O meu o braço esquerdo não teve melhoras, foram cinco dias a tomar anti-inflamatório, tenho tido dores constantes, que atingem o pulso, formigueiro nos dedos polegar e indicador. Mas durmo bem de noite.

Hoje, enquanto fazia o almoço,  lembrei-me de pôr o saco térmico de sementes no ombro, melhorou um pouco, mas quando fui buscar o bebé ao colégio aumentaram.

Entretanto, na segunda-feira, fui fazer o exame de sangue, na terça, fui fazer uma prova de esforço, ficaram o raio x e a ecografia para hoje.

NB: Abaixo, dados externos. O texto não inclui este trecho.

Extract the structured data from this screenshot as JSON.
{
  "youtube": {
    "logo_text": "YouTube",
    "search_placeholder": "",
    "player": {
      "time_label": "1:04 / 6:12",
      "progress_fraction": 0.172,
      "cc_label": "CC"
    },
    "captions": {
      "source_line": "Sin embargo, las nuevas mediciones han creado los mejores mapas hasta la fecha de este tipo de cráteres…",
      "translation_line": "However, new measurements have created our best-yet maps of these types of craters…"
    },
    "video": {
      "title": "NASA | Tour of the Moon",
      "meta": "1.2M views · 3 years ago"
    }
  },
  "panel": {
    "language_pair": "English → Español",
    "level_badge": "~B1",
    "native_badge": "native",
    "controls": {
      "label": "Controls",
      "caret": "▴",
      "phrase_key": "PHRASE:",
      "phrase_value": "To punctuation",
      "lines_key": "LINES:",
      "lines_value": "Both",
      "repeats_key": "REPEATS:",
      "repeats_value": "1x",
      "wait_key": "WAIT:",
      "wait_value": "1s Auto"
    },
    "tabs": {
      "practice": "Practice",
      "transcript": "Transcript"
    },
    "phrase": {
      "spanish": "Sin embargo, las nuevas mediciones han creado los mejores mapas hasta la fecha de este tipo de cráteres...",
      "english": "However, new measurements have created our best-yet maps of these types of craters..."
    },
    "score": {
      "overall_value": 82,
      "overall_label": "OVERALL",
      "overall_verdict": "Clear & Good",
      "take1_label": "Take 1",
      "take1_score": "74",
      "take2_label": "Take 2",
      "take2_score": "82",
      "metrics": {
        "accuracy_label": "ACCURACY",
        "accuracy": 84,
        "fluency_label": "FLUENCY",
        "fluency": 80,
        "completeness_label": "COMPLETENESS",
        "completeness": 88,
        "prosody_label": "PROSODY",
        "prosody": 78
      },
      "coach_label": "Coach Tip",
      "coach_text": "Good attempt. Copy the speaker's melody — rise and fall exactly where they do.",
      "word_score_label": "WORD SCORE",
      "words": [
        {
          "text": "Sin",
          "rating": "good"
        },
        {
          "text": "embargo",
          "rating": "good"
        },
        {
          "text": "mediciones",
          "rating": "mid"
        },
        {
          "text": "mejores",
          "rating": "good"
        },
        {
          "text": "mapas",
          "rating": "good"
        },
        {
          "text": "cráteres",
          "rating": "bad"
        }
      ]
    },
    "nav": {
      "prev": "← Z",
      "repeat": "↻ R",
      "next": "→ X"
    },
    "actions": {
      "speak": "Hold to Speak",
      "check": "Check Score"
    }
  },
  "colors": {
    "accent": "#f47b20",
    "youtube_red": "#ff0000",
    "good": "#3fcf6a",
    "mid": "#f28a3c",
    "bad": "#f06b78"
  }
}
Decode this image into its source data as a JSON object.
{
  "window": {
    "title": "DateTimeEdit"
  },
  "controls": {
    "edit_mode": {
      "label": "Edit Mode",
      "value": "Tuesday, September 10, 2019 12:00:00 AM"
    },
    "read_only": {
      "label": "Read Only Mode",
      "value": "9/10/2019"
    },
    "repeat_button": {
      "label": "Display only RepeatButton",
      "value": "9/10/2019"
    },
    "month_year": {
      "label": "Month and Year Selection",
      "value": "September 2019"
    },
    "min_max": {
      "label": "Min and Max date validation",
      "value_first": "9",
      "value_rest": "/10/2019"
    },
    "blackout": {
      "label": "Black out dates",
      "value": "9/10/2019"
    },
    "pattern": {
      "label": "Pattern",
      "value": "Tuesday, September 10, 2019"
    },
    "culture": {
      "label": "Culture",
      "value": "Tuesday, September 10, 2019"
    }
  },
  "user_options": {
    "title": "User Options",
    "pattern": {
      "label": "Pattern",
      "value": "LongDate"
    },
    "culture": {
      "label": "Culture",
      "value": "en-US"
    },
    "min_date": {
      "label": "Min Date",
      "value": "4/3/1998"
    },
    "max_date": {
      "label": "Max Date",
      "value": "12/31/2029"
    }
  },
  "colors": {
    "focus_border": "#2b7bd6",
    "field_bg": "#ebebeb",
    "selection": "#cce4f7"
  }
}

Quando fui ao balcão para dar entrada, a funcionária diz-me que o médico que a doutora registou no agendamento para executar a ecografia não faz exame das partes moles, que a colega que o marcou devia estar com a cabeça no ar, que devia saber que  aquele médico não faz este exame... Confirmou com o colega do lado, que lhe deu a mesma resposta.

O único comentário que fiz foi que era a terceira vez que ia fazer exames esta semana, estou com dores, quero ver isto arrumado, perguntei se não havia outro médico que o fizesse.

Não, não havia. Perguntou-me se  era obstáculo ir ao hospital sede ( o primeiro a abrir nos arredores da cidade), respondi que não e que se fosse possível fazer o exame hoje, agradecia.

Mas nada.

O exame ficou marcado para sábado.

Mais dois dias de espera, estou ansiosa por saber o que quer dizer esta dor. Se tivesse sabido disto tinha marcado todos os exames para um só dia e nos hospital sede.

Estou melhor um pouco. Antes de dormir, vou pôr, de novo, o saco de sementes.